Bwaaaaaahahahaha!!! Damn you went in hard on Favre.

Lemme find out he cost you money or something!!!

Anonymous said...

I'll tell you what I'm sick and tired of

Your bamma ass talking week in and week out bout them cowgirls. I thought this shit stopped last year. Talk about the Washington Redskins! Talk about how we done stepped to the Eagles, Green Bay and yo teams bamma ass!

Hail Mutha Fucka!!!!

Unknown said...

UR fucking didn't even score om my D. We gave u the fucking game. R far as props go fuck the deadskins.

s. said...

Good looking out Ig.

A man who can't list his name has to resort to using Anonymous clearly knows that if we knew who he was we would FUCK THEM UP!

Brett F. is no doubt the idiot of this season. but it really is crazy how much attention he is getting. Shit he is getting millions and I have to believe that in his mind he is thinking just what you pointed out that damn I am going thru all this BS and I didn't even get to hit that shit. Another thing then I will leave this shit alone. What chick out there keeps pictures of your piece in her phone for years. Something ain't right about that chick.

If Cowboy's loose this wk we have to make some mid season changes. this is a fucking must win. Jerry must call up Jimmy J. and give him anything he wants to get this season under control. I will be damned if I will attend a super bowl for the first time and my team isn't even in contention to be in it.

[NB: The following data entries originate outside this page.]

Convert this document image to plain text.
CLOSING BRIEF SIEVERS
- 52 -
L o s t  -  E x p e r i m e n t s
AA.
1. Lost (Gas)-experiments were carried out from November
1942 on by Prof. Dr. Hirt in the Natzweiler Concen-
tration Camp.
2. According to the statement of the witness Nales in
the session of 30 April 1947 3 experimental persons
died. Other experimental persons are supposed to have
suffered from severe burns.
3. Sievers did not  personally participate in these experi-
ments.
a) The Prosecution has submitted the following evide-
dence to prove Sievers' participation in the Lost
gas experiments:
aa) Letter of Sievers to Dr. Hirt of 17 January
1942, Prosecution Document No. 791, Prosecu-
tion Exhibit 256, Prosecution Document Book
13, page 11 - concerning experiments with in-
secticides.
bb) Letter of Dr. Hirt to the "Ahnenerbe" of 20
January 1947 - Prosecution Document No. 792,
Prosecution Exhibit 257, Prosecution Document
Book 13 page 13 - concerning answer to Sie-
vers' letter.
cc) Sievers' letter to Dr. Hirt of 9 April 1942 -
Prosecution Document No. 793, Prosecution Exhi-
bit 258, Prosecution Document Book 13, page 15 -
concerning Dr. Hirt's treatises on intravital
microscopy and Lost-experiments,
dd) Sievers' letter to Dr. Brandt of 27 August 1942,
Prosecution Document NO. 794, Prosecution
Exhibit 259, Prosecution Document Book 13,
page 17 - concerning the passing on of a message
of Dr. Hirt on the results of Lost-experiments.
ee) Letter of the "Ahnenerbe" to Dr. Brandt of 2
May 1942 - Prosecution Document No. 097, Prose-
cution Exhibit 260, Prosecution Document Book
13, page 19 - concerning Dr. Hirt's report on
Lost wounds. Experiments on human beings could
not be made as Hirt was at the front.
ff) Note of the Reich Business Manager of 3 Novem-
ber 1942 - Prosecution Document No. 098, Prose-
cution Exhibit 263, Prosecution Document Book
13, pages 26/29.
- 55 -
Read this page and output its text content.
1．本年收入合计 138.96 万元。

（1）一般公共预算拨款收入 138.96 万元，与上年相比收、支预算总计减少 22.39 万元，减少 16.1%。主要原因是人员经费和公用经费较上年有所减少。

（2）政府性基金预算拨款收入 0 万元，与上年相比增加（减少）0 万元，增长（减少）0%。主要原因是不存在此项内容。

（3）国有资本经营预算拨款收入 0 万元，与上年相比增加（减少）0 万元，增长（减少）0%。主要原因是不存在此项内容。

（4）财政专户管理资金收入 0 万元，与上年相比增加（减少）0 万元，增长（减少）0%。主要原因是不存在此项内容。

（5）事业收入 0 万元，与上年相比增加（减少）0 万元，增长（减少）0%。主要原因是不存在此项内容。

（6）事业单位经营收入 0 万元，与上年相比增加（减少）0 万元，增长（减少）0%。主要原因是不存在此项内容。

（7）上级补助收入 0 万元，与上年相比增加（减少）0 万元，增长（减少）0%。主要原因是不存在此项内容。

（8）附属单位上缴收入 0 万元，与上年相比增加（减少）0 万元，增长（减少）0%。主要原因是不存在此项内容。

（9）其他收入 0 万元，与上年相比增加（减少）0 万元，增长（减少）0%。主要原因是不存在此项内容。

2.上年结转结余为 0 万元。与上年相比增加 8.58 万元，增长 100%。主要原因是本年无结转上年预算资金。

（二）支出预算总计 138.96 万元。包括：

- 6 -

oh yeah anonymous go fuck yourself. BITCH!

s. said...

that chick is bad son.

Hayden said...

First off, i will give you kudos for having an entertaining blog. I've been a closet (no homo) reader for sometime now and your mixing stats with humor is very entertaining.

My only complaint is that the Low Down is considered to be your take on sports, correct? Then base your blog on SPORTS and not just your team. After reading, I feel there's countless other NFL teams I want to hear your insight on. But I'm being force fed Dallas Cowboy news as if I really cared (Wade Phillips must go! OK we get it). And don't get me wrong, I'm not a Cowboy hater. But I would like to hear more about my Chicago Bears since we still have the best record in the NFC despite injuries. I would like to hear more about the trials concerning the New Orleans Saints (they are the SUPERBOWL champions, right?) and not just 3 lines joking Reggie Bush.

Just broaden your topics a little or rename your blog appropriately The Dallas Cowboys chronicles.

Unknown said...

Nice to hear from you Hayden. Excellent points made. I will take your points into consideration and I will talk about more teams. Make yourself known and encorage others to read and I will expand my coverage. Nice line about the Cowboy Chronicles.